41 Perusahaan Sudah Bayar Denda
Barita menjelaskan, hingga saat ini Satgas PKH telah mengundang 83 korporasi yang beroperasi di kawasan hutan. Dari jumlah tersebut, 73 perusahaan hadir, sedangkan 8 korporasi tidak memenuhi panggilan, dan 2 perusahaan meminta penjadwalan ulang.
"Sebanyak 41 korporasi sudah melaksanakan kewajiban kepatuhan kepada pembayaran denda administratif. Ada 13 korporasi yang sudah menyatakan kesiapan untuk memenuhi kewajiban dan kepatuhan.
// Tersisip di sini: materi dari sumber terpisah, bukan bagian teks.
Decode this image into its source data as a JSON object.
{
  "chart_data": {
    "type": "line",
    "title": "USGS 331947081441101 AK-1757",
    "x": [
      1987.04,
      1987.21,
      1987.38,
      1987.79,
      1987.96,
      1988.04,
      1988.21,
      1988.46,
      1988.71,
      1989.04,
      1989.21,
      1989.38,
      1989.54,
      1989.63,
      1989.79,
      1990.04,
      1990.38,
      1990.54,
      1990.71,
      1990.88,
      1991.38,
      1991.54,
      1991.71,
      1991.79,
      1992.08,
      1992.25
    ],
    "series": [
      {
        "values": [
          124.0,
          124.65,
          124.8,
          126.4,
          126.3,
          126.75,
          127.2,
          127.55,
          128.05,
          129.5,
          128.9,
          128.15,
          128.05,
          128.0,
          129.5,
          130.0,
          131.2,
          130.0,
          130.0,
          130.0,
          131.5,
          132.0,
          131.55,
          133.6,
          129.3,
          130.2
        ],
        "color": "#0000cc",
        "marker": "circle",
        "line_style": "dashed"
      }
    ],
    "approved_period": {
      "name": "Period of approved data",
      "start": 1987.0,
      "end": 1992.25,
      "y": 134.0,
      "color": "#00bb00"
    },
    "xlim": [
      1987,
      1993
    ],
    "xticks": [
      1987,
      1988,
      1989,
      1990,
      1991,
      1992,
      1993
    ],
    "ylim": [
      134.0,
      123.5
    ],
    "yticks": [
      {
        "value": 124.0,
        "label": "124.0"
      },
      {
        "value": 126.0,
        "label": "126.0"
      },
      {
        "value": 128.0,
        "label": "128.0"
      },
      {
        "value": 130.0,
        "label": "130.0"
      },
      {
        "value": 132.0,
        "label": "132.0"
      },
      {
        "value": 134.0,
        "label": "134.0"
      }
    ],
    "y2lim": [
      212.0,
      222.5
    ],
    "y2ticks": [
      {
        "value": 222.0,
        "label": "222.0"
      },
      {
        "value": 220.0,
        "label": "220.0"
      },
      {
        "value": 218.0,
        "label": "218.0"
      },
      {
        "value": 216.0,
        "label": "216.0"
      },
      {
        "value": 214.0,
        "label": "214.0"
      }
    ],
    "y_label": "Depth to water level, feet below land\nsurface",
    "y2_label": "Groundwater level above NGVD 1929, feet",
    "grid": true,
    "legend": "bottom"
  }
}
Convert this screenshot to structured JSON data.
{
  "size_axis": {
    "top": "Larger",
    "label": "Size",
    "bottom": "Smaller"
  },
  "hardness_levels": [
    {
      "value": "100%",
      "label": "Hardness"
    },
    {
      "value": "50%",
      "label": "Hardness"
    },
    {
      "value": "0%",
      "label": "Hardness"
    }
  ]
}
Ada 19 korporasi yang masih mengajukan keberatan," jelas Barita.
Perusahaan-perusahaan yang sudah melunasi kewajibannya berasal dari sejumlah grup besar, di antaranya:
* Salim Group (5 perusahaan) sebesar Rp2,33 triliun.
* PT Mutiara Bunda Sampurna Agro Group sebesar Rp965 miliar.
* Astra Agro Lestari Group (14 perusahaan) sebesar Rp571,04 miliar.
* BGA Group (8 perusahaan) sebesar Rp116,15 miliar.
* Surya Dumai Group (7 perusahaan) sebesar Rp93,19 miliar.
* Best Agro Group sebesar Rp1,64 miliar.
13 Korporasi Menyatakan Siap Bayar
Selain perusahaan yang telah melunasi denda, Satgas PKH mencatat 13 korporasi lainnya telah menyatakan kesediaan untuk memenuhi kewajiban dengan total nilai mencapai lebih dari Rp2,64 triliun.
“Sebagian sudah menyatakan kesanggupan pada waktu tertentu, sebagian lagi sudah membayar sebagian. Kami berharap seluruhnya dapat menyelesaikan kewajiban sesuai jadwal yang telah disepakati,” kata Barita.
Satgas Tegaskan Transparansi dan Kepatuhan
Satgas PKH menyampaikan apresiasi kepada perusahaan yang telah mematuhi ketentuan dan memenuhi kewajiban kepada negara.
"Pembayaran denda administratif tersebut merupakan bagian dari upaya penertiban kawasan hutan dan penegakan regulasi terhadap aktivitas perkebunan di kawasan yang seharusnya dilindungi,” ujar Barita.